By Mona Charen
Friday, March 27, 2015
Maybe I’m too sensitive, but when a foreign autocrat
leads his people in chants of “Death to America,” I take it personally.
President Obama and Secretary Kerry apparently don’t. The
chant, which became a staple of the Islamic Republic during the 1979
revolution, is not a relic of the past. Just last weekend, at a rally in Iran,
Supreme Leader Ali Khamenei was interrupted by the chant as he was denouncing
American “lies” and “arrogance.” He smiled and responded, “Of course yes, death
to America, because America is the original source of this pressure.”
Some in Iran have said that during negotiations over a
nuclear deal, Iranians should downplay the “Death to America” chant, common
after Friday prayers and at political rallies. But the Iranian Revolutionary
Guards Corps (IRGC) rejects this advice, insisting, according to the
semi-official Fars news agency, that the United States “is still the great
Satan and the number-one enemy of the [Islamic] revolution, and the Islamic
Republic and the Iranian nation.”
Senator Tom Cotton (R., Ark,) responded bluntly: “When
someone chants, ‘Yes, certainly, death to America,’ we should take him at his
word, and we shouldn’t put him on the path to a nuclear bomb.”
We are left to wonder at the equanimity high-ranking
members of this administration show toward the unyielding hostility of the
Iranian regime. In late February, Iran blew up a full size model of U.S.S.
Nimitz, an aircraft carrier, in the Persian Gulf. The Supreme Leader’s
representative on the IRGC, Ali Shirazi, recently boasted: “When we look at the
Islamic world, we see that the culture of the Islamic Revolution has reached
all countries and all Muslims throughout the world. . . . We shall not rest
until we raise the flag of Islam over the White House.”

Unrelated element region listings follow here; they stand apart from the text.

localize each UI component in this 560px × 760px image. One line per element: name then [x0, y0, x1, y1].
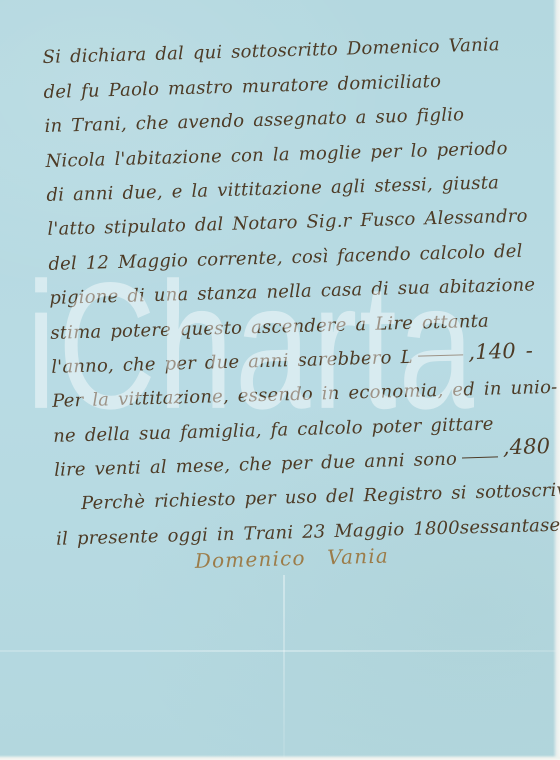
amount-value-rent: ,140 -: [468, 338, 533, 364]
manuscript-body: Si dichiara dal qui sottoscritto Domenic…: [42, 21, 539, 577]
manuscript-page: Si dichiara dal qui sottoscritto Domenic…: [0, 0, 560, 760]
scan-edge-bottom: [0, 755, 560, 760]
fold-crease-horizontal: [0, 650, 560, 652]
amount-value-board: ,480: [502, 434, 550, 459]
fold-crease-vertical: [283, 575, 285, 760]
dash-leader: [418, 355, 464, 357]
dash-leader: [462, 457, 498, 459]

A few days later, President Obama responded by sending
Nowruz greetings to the “people and leaders of Iran,” quoting a Persian poet to
say, “Many a flower will bloom while you will be in clay.”
Throughout the protracted negotiations between the P5 + 1
and Iran, the Obama administration has assured Congress that “no deal” was
“better than a bad deal.” They’ve offered pledges that Iran’s centrifuges would
be limited to 500, that the PMDs (possible military dimensions) of its nuclear
research would be fully disclosed, that the facility at Fordo (built into a
mountain) would be shut down, and that snap inspections would be part of any
agreement. “We’re not blind, and I don’t think we’re stupid,” Secretary Kerry
once assured skeptics.
Congress gave the administration “breathing room” — but
U.S. negotiators have backed away steadily from each of their positions. We now
hear talk of 6,000 centrifuges or more. The Wall Street Journal reports that
U.S. negotiators are scaling back their demands for disclosure of PMDs
(something the IAEA had also demanded). Without disclosure about military
dimensions, inspections (notional in any case) will be hampered. David Albright
of the Institute for Science and International Security told the Tower magazine
that “a deal that does not include Iran addressing the IAEA’s concerns about
the past and possibly on-going military dimensions of its nuclear program would
undermine the verifiability of the deal, and thus the credibility of a
comprehensive deal.” Fordo will remain open, and its centrifuges will spin.
The French government has protested that America is
retreating (think that one over for a minute). France’s foreign minister is
reported to have said that “the United States was really ready to sign just
about anything with the Iranians.” The French ambassador to the U.S., Gerard
Araud, tweeted: “For France, any agreement to be acceptable will have to give
concrete guarantees on all issues. We won’t bypass any of them.”
Each and every news leak out of Lausanne depicts the U.S.
walking back its demands. Just watch the faces of the Iranian negotiators.
Their smiles tell the tale.
The administration reasons that in ten to 15 years, the
Iranian regime will improve. It is willing to gamble that once Iran achieves
nuclear status, it won’t use nuclear bombs or share them with terrorists. It is
willing to gamble that the other unstable nations in the region won’t get
nuclear weapons in response. It is willing to gamble that future leaders of
Iran won’t be even more radical than those in power now.
It is impossible to recall a more dangerous or foolish
set of assumptions by an American president in modern American history. “Death
to America” might become more than a chant.